The issue in this case is whether South Carolina law permits a downstream dam operator to impound the waters of a river, without first obtaining the consent of an upstream riparian property owner, and cause the water to inundate the upstream owner’s property. The district court, sitting without a jury, determined that Clifton Power had not flooded Mrs. Cooley’s property under S.C. Code Ann. § 49-11-10 (Law Co-op. 1976) 3 and accordingly entered judgment in favor of Clifton Power. We vacate and remand for the issuance of an injunction and the ascertainment of damages.

Section 49-11-10 provides in pertinent part that “[n]o person shall be permitted or allowed to make or keep up any dam or bank to stop the course of any waters so as to overflow the lands of another person without the consent of such person first had and obtained____” 4 The district court, however, construed § 49-11-10 to apply only to those situations in which a dam operator has caused a river to exceed its “natural banks” and “overflow the lands óf another person,” making a cause of action under § 49-11-10 depend upon a finding that Clifton Power caused the Pacolet River to exceed its natural banks. The court considered the distinctive visual appearance, topography, soil characteristics, vegetation, and historical flow data of the Pacolet River, and found that the natural banks of the river exceeded the 594.3 feet MSL elevation of the river when dammed up. Since the operation of the dam had not caused the Pacolet River to exceed what the district court found to be its natural banks, the district court found as a matter *261 of law that Clifton Power had not violated § 49-11-10.
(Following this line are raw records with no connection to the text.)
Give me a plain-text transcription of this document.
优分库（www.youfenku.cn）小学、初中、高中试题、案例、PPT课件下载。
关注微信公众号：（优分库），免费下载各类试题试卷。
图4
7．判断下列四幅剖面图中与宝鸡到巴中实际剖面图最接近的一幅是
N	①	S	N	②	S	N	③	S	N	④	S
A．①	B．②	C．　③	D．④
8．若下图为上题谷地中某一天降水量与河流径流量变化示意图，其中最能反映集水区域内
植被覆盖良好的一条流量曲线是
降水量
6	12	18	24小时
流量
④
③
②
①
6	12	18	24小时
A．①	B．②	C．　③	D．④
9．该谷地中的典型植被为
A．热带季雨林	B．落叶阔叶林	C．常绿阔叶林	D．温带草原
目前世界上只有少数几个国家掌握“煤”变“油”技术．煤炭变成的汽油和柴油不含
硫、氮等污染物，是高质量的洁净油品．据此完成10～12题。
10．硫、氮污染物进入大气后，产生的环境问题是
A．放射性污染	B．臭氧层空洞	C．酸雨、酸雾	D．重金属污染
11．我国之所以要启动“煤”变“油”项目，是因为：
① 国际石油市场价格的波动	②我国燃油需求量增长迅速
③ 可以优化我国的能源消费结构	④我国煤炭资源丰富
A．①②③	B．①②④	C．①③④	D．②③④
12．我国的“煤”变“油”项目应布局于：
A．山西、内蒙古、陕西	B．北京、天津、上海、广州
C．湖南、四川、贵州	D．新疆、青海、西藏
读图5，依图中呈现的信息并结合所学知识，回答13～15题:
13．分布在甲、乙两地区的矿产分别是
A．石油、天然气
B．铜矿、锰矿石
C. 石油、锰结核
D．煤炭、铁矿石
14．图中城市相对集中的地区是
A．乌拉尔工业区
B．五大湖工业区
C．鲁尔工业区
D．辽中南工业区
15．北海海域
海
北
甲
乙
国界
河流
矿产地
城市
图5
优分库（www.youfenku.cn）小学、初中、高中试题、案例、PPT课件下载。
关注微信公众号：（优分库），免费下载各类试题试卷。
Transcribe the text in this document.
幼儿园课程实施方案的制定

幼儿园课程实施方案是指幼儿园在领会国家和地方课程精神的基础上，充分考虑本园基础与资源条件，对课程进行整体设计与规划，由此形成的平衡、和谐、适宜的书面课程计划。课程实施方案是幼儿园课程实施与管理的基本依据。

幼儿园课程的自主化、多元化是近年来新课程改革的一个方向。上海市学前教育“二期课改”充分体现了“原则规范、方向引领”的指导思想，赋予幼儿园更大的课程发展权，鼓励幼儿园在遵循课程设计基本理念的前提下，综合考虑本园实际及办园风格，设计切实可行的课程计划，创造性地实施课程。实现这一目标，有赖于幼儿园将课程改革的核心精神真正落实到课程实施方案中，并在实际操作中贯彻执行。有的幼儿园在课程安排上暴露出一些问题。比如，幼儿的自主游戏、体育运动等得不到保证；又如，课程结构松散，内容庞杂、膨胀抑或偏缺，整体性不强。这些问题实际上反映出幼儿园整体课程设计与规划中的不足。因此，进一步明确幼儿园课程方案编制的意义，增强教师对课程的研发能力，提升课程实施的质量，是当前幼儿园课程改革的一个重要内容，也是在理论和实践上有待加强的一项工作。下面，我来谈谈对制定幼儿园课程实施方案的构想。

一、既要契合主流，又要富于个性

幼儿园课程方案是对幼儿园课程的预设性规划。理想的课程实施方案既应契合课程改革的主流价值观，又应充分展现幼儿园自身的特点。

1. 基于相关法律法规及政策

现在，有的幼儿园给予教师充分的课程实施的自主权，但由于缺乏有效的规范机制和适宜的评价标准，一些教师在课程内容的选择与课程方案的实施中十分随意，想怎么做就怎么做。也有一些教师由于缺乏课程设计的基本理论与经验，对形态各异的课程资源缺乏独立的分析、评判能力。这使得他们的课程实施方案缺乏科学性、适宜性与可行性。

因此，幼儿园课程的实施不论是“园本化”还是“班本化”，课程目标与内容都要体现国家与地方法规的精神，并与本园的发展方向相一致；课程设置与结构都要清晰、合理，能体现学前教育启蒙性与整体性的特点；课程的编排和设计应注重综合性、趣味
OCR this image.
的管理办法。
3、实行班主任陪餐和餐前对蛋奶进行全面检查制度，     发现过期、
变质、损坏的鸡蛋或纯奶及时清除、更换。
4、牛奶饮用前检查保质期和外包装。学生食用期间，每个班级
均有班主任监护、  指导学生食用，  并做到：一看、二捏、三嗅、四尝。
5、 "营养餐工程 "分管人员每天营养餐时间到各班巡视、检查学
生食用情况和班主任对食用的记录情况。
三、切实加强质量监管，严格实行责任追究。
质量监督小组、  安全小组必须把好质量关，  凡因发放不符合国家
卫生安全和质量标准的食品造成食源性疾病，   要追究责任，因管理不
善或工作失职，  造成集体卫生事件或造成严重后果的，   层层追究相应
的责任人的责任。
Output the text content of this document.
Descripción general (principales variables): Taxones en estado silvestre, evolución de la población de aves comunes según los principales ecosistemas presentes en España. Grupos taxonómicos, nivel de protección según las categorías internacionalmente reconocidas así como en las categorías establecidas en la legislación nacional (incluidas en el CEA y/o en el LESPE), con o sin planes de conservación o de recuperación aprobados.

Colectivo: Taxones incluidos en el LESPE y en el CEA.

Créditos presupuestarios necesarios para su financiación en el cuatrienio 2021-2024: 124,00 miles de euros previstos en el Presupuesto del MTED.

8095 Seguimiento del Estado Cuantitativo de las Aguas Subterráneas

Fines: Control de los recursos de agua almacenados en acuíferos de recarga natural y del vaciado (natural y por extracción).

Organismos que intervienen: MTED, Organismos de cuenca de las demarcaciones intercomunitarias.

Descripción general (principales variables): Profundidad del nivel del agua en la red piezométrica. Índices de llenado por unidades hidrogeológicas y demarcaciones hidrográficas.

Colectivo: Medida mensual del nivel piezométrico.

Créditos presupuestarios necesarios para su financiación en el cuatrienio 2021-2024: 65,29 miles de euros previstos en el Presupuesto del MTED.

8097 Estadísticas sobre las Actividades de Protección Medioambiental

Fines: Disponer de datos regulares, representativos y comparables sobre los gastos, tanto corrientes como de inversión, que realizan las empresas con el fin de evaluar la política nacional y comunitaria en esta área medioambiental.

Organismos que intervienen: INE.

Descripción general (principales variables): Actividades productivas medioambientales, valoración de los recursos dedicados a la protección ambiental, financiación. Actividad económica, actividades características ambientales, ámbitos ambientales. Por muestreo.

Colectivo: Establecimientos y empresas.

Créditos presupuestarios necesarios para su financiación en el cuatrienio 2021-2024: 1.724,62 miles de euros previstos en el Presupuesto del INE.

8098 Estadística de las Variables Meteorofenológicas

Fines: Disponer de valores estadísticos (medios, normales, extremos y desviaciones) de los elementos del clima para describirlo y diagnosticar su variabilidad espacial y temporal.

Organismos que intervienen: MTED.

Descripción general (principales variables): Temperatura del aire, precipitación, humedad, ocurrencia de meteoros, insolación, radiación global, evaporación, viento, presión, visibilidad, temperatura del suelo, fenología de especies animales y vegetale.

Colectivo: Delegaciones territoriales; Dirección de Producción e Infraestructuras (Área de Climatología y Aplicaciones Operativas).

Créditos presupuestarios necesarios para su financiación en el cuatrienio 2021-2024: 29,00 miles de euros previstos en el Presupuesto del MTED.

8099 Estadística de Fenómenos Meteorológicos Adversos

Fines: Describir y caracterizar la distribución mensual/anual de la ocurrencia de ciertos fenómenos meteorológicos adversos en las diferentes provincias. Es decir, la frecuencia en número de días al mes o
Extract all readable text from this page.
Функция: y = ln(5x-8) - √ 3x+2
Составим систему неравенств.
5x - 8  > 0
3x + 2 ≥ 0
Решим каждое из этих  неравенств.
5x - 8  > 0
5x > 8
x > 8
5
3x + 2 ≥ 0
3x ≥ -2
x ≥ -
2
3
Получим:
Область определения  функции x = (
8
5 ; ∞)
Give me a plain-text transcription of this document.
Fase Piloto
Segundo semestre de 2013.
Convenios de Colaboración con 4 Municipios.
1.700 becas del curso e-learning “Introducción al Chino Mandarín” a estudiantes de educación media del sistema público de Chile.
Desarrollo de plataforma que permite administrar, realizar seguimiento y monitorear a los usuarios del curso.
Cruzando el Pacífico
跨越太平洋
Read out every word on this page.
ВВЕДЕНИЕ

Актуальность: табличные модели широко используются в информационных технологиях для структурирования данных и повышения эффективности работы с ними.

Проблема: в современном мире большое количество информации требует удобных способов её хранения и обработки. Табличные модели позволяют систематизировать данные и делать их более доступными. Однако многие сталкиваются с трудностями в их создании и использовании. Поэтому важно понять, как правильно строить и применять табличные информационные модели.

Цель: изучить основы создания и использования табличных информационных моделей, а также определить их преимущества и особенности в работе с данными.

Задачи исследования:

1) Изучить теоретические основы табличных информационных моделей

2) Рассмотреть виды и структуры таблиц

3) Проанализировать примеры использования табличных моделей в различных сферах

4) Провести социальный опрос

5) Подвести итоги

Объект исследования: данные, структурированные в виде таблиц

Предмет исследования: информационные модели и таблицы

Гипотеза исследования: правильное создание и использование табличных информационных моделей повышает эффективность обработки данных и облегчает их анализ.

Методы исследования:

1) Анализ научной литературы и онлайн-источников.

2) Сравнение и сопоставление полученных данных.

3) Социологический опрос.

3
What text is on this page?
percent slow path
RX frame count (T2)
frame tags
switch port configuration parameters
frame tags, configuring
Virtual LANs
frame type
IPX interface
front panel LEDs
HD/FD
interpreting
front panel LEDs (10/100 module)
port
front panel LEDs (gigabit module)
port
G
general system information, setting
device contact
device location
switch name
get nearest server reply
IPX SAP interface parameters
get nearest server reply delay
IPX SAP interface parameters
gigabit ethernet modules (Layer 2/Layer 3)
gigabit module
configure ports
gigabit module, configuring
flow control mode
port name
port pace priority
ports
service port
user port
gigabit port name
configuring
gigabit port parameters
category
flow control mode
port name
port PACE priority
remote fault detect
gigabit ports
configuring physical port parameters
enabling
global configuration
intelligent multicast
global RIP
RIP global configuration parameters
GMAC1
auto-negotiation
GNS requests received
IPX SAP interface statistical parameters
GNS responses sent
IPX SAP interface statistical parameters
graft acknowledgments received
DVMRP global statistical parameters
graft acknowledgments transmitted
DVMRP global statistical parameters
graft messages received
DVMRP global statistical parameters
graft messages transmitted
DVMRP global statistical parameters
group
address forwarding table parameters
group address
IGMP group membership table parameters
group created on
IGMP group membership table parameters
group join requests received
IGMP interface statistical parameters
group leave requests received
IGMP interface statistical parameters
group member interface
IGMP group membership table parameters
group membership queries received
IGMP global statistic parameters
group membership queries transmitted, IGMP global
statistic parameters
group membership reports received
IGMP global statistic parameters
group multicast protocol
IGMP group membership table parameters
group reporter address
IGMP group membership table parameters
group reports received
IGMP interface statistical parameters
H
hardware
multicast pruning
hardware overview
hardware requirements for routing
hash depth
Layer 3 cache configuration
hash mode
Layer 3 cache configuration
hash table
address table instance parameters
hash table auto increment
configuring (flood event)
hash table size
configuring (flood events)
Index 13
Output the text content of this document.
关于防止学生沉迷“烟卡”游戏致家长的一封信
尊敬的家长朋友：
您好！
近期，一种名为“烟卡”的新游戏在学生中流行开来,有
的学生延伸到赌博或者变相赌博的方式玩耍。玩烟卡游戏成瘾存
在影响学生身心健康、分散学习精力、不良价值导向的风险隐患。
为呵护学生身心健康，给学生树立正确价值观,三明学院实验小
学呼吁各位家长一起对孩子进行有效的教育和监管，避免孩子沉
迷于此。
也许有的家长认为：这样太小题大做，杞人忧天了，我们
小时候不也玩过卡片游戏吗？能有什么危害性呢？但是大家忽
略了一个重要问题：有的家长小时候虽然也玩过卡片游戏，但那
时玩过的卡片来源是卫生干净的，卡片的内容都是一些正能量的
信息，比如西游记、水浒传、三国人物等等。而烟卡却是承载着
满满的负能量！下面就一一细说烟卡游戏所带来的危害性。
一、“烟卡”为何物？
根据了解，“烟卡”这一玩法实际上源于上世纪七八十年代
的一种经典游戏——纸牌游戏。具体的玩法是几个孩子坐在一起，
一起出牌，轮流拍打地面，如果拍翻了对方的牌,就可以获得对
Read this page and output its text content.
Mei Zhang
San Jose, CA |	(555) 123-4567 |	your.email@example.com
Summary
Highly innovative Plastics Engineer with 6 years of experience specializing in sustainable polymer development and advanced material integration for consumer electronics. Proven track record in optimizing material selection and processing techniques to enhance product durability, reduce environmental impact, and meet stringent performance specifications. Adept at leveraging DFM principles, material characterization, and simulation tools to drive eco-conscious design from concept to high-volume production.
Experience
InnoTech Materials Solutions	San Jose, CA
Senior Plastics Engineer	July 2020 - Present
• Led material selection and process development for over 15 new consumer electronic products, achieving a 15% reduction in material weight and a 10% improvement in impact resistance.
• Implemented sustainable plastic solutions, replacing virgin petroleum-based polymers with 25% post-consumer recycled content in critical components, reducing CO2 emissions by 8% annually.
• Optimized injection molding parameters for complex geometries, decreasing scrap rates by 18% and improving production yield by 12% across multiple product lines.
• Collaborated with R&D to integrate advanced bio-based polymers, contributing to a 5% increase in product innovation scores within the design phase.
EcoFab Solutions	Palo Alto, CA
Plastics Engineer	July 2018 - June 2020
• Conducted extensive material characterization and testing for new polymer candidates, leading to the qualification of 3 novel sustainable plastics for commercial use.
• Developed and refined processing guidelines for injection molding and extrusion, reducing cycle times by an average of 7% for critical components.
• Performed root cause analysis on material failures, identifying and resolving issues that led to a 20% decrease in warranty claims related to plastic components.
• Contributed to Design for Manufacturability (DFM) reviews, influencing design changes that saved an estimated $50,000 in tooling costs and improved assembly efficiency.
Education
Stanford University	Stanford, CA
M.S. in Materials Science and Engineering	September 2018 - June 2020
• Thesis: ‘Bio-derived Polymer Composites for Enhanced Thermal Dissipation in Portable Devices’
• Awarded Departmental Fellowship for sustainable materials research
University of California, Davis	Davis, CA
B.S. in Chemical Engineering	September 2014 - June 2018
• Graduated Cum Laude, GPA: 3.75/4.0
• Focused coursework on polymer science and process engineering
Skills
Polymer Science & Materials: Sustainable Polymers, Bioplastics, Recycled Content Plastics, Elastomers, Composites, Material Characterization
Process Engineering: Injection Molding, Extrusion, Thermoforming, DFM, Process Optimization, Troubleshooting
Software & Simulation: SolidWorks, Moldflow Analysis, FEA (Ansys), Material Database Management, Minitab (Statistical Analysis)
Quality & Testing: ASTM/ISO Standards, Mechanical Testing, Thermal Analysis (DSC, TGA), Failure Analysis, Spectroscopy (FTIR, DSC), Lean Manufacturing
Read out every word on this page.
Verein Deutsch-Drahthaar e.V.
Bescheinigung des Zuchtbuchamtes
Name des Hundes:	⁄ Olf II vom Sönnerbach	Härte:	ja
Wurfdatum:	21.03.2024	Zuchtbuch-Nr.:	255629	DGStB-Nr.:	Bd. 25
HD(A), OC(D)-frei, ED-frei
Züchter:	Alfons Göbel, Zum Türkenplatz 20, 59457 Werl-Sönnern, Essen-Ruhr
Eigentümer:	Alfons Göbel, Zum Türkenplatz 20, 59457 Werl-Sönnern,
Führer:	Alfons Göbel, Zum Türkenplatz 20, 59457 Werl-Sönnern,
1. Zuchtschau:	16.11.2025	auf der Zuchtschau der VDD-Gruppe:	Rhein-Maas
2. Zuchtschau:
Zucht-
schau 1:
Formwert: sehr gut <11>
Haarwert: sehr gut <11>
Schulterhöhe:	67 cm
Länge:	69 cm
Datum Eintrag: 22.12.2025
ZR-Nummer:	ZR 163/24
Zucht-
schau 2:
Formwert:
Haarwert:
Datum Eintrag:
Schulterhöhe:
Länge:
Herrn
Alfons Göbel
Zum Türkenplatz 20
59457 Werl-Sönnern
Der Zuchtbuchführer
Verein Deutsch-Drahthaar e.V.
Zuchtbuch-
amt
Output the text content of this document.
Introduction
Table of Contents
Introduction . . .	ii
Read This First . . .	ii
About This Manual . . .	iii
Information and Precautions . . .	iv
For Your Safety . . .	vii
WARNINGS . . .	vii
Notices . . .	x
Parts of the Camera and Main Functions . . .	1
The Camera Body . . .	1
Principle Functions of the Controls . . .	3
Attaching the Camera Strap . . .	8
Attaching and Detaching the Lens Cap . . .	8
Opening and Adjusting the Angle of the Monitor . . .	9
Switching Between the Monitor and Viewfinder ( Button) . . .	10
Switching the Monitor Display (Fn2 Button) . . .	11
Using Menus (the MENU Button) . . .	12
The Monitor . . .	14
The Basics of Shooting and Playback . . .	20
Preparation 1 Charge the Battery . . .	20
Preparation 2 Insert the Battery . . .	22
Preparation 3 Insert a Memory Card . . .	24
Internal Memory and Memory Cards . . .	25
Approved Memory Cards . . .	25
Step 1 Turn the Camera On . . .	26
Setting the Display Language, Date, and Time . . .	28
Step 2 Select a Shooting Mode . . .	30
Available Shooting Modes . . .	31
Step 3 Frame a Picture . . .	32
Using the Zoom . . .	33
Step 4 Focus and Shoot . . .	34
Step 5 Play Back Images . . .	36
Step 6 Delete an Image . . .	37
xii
We believe the district court, in adding the natural bank prerequisite to § 49-11-10, decided the case contrary to the plain words of the statute and as well in the common law of South Carolina. As we construe the statute, if a dam operator stops the course of any waters so as to overflow the lands of another person, § 49-11-10 has been violated. An explicit inquiry under the statute is to determine whether a dam operator has obtained the consent of a landowner prior to elevating the natural flow of the river. See Lampley v. Atlantic Coast Line R. Co., 71 S.C. 156, 50 S.E. 773, 774 (1905). Because an increase in the elevation of a river naturally will cause the water to back up on upstream property, a landowner’s consent to the obstruction of waterflow is necessary to preclude a dam operator from depriving the upstream landowner of his property. Clearly, the purpose of § 49-11-10 is to prevent downstream dam owners from constructively appropriating property from upstream owners. See Key Sales Co. v. South Carolina Electric and Gas Co., 290 F.Supp. 8, 23 (D.S.C.1968), aff'd on other grounds, 422 F.2d 389 (4th Cir.1970).

Despite the age of the statute, that part of it in which we are interested has apparently been construed only twice by the South Carolina Court.

In Brisbane v. O’Neall, 3 Strob 348 (1847), the court gave the statute a literal construction and required a lower landowner who had obstructed the drainage from a swamp so as to flood the land of an upper owner, to maintain a canal to carry off the waters “in as expeditious a manner as they would have passed through the natural course or channel.” p. 354. The court reasoned that the statute should not interfere with the rights of property as they existed at common law and that “... notwithstanding the system and speedy remedies of that Act, it was not to be construed to authorize any person to keep water at any time on another’s land.” p. 354.

In Lampley v. Atlantic Coast Line R. Co., 71 S.C. 156, 50 S.E. 773 (1905), the court construed the 1902 codification of the statute (§ 1456 of the Code of Laws of 1902) which had changed in no respect significant here.